Verizon and AT&T are moving away the strategy that requires a massive coast-to-coast rollout of small cells, according to Mehrotra, in favor of an approach that uses targeted surgical deployments.
“That’s a 180-degree turnaround from, for example, trying to sign a lease with every Hilton property to deploy DAS,” he said. “Even if I have a master service agreement Hilton, every hotel is managed differently, so I still have the same hurdles and maybe I don’t want to use DAS everywhere, all the time.”
Even as LTE has grown increasingly more important to global cellular coverage, users’ experience with network speeds varies widely from country to country and network to network, according to study by OpenSignal, which has developed a database of cell phone towers, cell phone signal strength readings, and Wi-Fi access points around the world, based on data collected by 11 million users of its Android and iPhone apps.

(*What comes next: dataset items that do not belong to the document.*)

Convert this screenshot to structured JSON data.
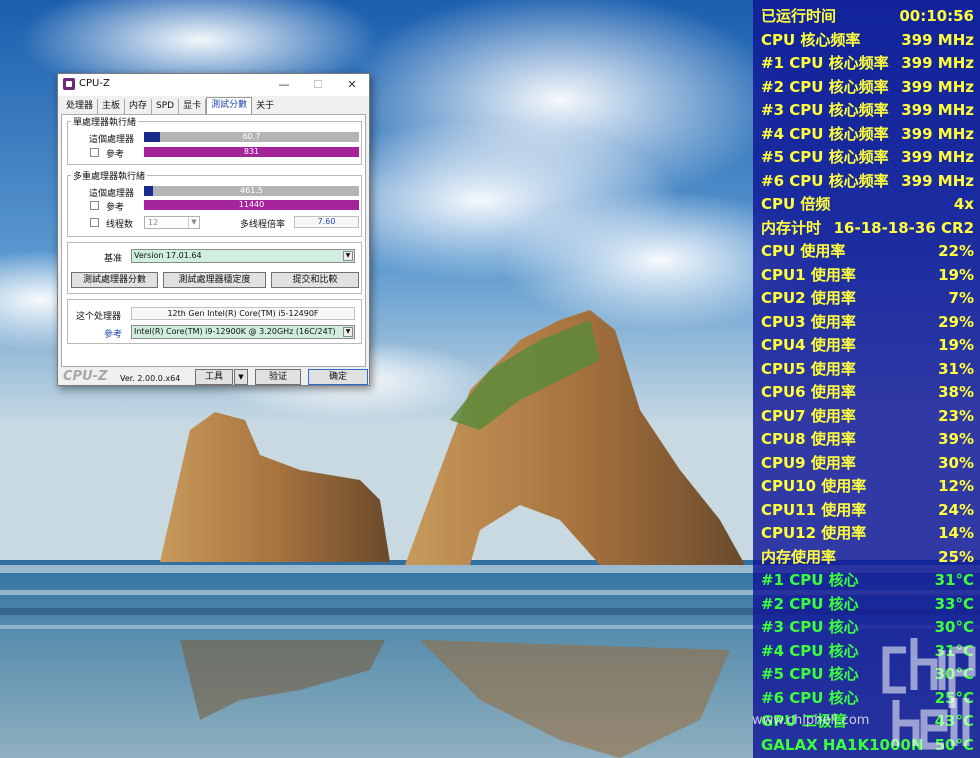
{
  "cpuz": {
    "title": "CPU-Z",
    "window_controls": {
      "minimize": "—",
      "maximize": "☐",
      "close": "✕"
    },
    "tabs": [
      "处理器",
      "主板",
      "内存",
      "SPD",
      "显卡",
      "測試分數",
      "关于"
    ],
    "active_tab": "測試分數",
    "single_thread": {
      "title": "單處理器執行緒",
      "this_label": "這個處理器",
      "this_score": "60.7",
      "this_fraction": 0.073,
      "ref_label": "參考",
      "ref_score": "831",
      "ref_fraction": 1.0
    },
    "multi_thread": {
      "title": "多重處理器執行緒",
      "this_label": "這個處理器",
      "this_score": "461.5",
      "this_fraction": 0.04,
      "ref_label": "參考",
      "ref_score": "11440",
      "ref_fraction": 1.0,
      "threads_label": "线程数",
      "threads_value": "12",
      "ratio_label": "多线程倍率",
      "ratio_value": "7.60"
    },
    "baseline_label": "基准",
    "baseline_value": "Version 17.01.64",
    "buttons": {
      "bench_cpu": "測試處理器分數",
      "stress_cpu": "測試處理器穩定度",
      "submit": "提交和比較"
    },
    "this_proc_label": "这个处理器",
    "this_proc_value": "12th Gen Intel(R) Core(TM) i5-12490F",
    "ref_proc_label": "參考",
    "ref_proc_value": "Intel(R) Core(TM) i9-12900K @ 3.20GHz (16C/24T)",
    "footer": {
      "logo": "CPU-Z",
      "version": "Ver. 2.00.0.x64",
      "tools": "工具",
      "validate": "验证",
      "ok": "确定"
    }
  },
  "osd": {
    "rows": [
      {
        "label": "已运行时间",
        "value": "00:10:56",
        "color": "#ffff3c"
      },
      {
        "label": "CPU 核心频率",
        "value": "399 MHz",
        "color": "#ffff3c"
      },
      {
        "label": "#1 CPU 核心频率",
        "value": "399 MHz",
        "color": "#ffff3c"
      },
      {
        "label": "#2 CPU 核心频率",
        "value": "399 MHz",
        "color": "#ffff3c"
      },
      {
        "label": "#3 CPU 核心频率",
        "value": "399 MHz",
        "color": "#ffff3c"
      },
      {
        "label": "#4 CPU 核心频率",
        "value": "399 MHz",
        "color": "#ffff3c"
      },
      {
        "label": "#5 CPU 核心频率",
        "value": "399 MHz",
        "color": "#ffff3c"
      },
      {
        "label": "#6 CPU 核心频率",
        "value": "399 MHz",
        "color": "#ffff3c"
      },
      {
        "label": "CPU 倍频",
        "value": "4x",
        "color": "#ffff3c"
      },
      {
        "label": "内存计时",
        "value": "16-18-18-36 CR2",
        "color": "#ffff3c"
      },
      {
        "label": "CPU 使用率",
        "value": "22%",
        "color": "#ffff3c"
      },
      {
        "label": "CPU1 使用率",
        "value": "19%",
        "color": "#ffff3c"
      },
      {
        "label": "CPU2 使用率",
        "value": "7%",
        "color": "#ffff3c"
      },
      {
        "label": "CPU3 使用率",
        "value": "29%",
        "color": "#ffff3c"
      },
      {
        "label": "CPU4 使用率",
        "value": "19%",
        "color": "#ffff3c"
      },
      {
        "label": "CPU5 使用率",
        "value": "31%",
        "color": "#ffff3c"
      },
      {
        "label": "CPU6 使用率",
        "value": "38%",
        "color": "#ffff3c"
      },
      {
        "label": "CPU7 使用率",
        "value": "23%",
        "color": "#ffff3c"
      },
      {
        "label": "CPU8 使用率",
        "value": "39%",
        "color": "#ffff3c"
      },
      {
        "label": "CPU9 使用率",
        "value": "30%",
        "color": "#ffff3c"
      },
      {
        "label": "CPU10 使用率",
        "value": "12%",
        "color": "#ffff3c"
      },
      {
        "label": "CPU11 使用率",
        "value": "24%",
        "color": "#ffff3c"
      },
      {
        "label": "CPU12 使用率",
        "value": "14%",
        "color": "#ffff3c"
      },
      {
        "label": "内存使用率",
        "value": "25%",
        "color": "#ffff3c"
      },
      {
        "label": "#1 CPU 核心",
        "value": "31°C",
        "color": "#3cff3c"
      },
      {
        "label": "#2 CPU 核心",
        "value": "33°C",
        "color": "#3cff3c"
      },
      {
        "label": "#3 CPU 核心",
        "value": "30°C",
        "color": "#3cff3c"
      },
      {
        "label": "#4 CPU 核心",
        "value": "31°C",
        "color": "#3cff3c"
      },
      {
        "label": "#5 CPU 核心",
        "value": "30°C",
        "color": "#3cff3c"
      },
      {
        "label": "#6 CPU 核心",
        "value": "25°C",
        "color": "#3cff3c"
      },
      {
        "label": "GPU 二极管",
        "value": "43°C",
        "color": "#3cff3c"
      },
      {
        "label": "GALAX HA1K1000N",
        "value": "50°C",
        "color": "#3cff3c"
      }
    ]
  },
  "watermark": {
    "logo": "chip hell",
    "site": "www.chiphell.com"
  }
}
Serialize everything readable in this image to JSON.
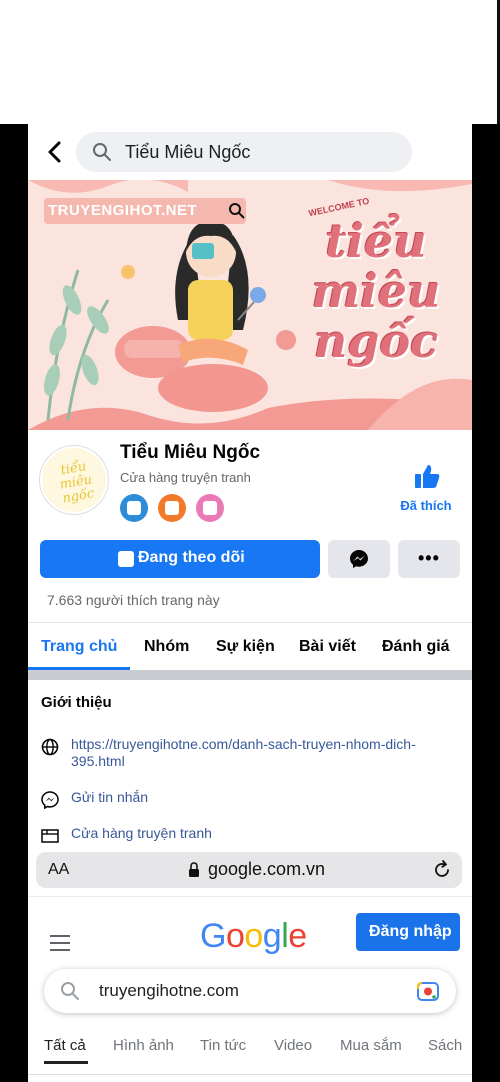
{
  "search": {
    "query": "Tiểu Miêu Ngốc"
  },
  "cover": {
    "site_badge": "TRUYENGIHOT.NET",
    "welcome": "WELCOME TO",
    "title": "tiểu miêu ngốc"
  },
  "page": {
    "name": "Tiểu Miêu Ngốc",
    "category": "Cửa hàng truyện tranh",
    "liked_label": "Đã thích",
    "avatar_text": "tiểu miêu ngốc"
  },
  "actions": {
    "follow_label": "Đang theo dõi",
    "more_label": "•••"
  },
  "likes": "7.663 người thích trang này",
  "tabs": [
    "Trang chủ",
    "Nhóm",
    "Sự kiện",
    "Bài viết",
    "Đánh giá"
  ],
  "intro": {
    "title": "Giới thiệu",
    "website": "https://truyengihotne.com/danh-sach-truyen-nhom-dich-395.html",
    "message": "Gửi tin nhắn",
    "category": "Cửa hàng truyện tranh"
  },
  "browser": {
    "aa": "AA",
    "domain": "google.com.vn"
  },
  "google": {
    "login": "Đăng nhập",
    "query": "truyengihotne.com",
    "tabs": [
      "Tất cả",
      "Hình ảnh",
      "Tin tức",
      "Video",
      "Mua sắm",
      "Sách"
    ]
  },
  "colors": {
    "facebook_blue": "#1877f2",
    "google_blue": "#1a73e8",
    "cover_pink": "#fbe3de"
  }
}
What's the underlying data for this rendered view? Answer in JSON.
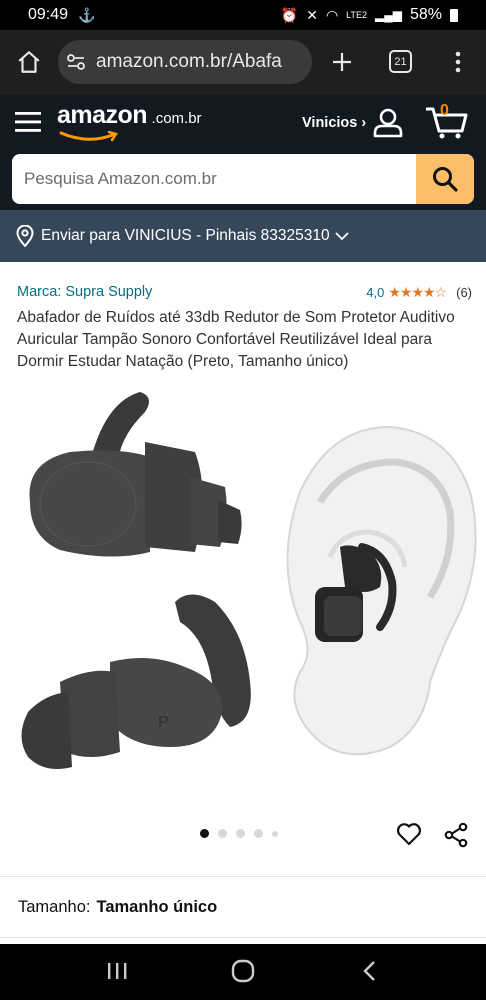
{
  "status": {
    "time": "09:49",
    "battery": "58%",
    "network": "LTE2"
  },
  "browser": {
    "url": "amazon.com.br/Abafa",
    "tab_count": "21"
  },
  "header": {
    "logo": "amazon",
    "logo_suffix": ".com.br",
    "account_label": "Vinicios ›",
    "cart_count": "0"
  },
  "search": {
    "placeholder": "Pesquisa Amazon.com.br"
  },
  "deliver": {
    "text": "Enviar para VINICIUS - Pinhais 83325310"
  },
  "product": {
    "brand": "Marca: Supra Supply",
    "rating_value": "4,0",
    "stars": 4,
    "stars_glyphs": "★★★★☆",
    "rating_count": "(6)",
    "title": "Abafador de Ruídos até 33db Redutor de Som Protetor Auditivo Auricular Tampão Sonoro Confortável Reutilizável Ideal para Dormir Estudar Natação (Preto, Tamanho único)",
    "image_count": 5,
    "active_image": 1
  },
  "size": {
    "label": "Tamanho:",
    "value": "Tamanho único"
  },
  "colors": {
    "header_bg": "#131921",
    "deliver_bg": "#37475a",
    "search_button": "#febd69",
    "link": "#007185",
    "star": "#de7921",
    "cart_count": "#f08804"
  }
}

“This year’s State of LTE report illustrates that there is a high degree of variation between LTE networks worldwide, both in terms of speed and coverage. While 4G LTE is considerably faster than 3G, it still lags someway behind the speeds promised in the initial excited burst of advertising – with no nation averaging speeds faster than 18 Mbps,” Samuel Johnston, brand strategist, wrote in a blog.
Spain boasts the fastest download speeds worldwide with 18 Mbps and Vodafone ES sported the fastest network globally with speeds of 25.2 Mbps, followed by Norway’s NetCom with an average of 23.6 Mbps. South Korea ranked highest in terms of coverage with 95 percent, and it had the top three carriers: LG U+, 99 percent; Olleh, 94 percent; and SKTelecom, 93 percent.
In terms of speed, the United States was third from last of the 29 countries studied, with an average of 7 mbps, while it ranked sixth in terms of coverage. T-Mobile performed the best for speed, averaging 10 Mbps and Verizon performed the best for coverage – with their users having access to LTE networks 86 percent of the time.
“What are the implications for this? A lot. First, more wireless spend is needed and more spectrum is also needed to achieve the speeds originally planned on,” wrote Jennifer Fritzsche, Wells Fargo senior analyst. “The most interesting finding is that TMUS performed the best in terms of speed while (not surprisingly) VZ performed best in terms of coverage. So does speed or coverage matter more? That is the million dollar question it seems!”
The study covered 824,297 cell towers, 825 cellular networks, 5,186,324,530 signal readings and 1,230,834,497 Wi-Fi points.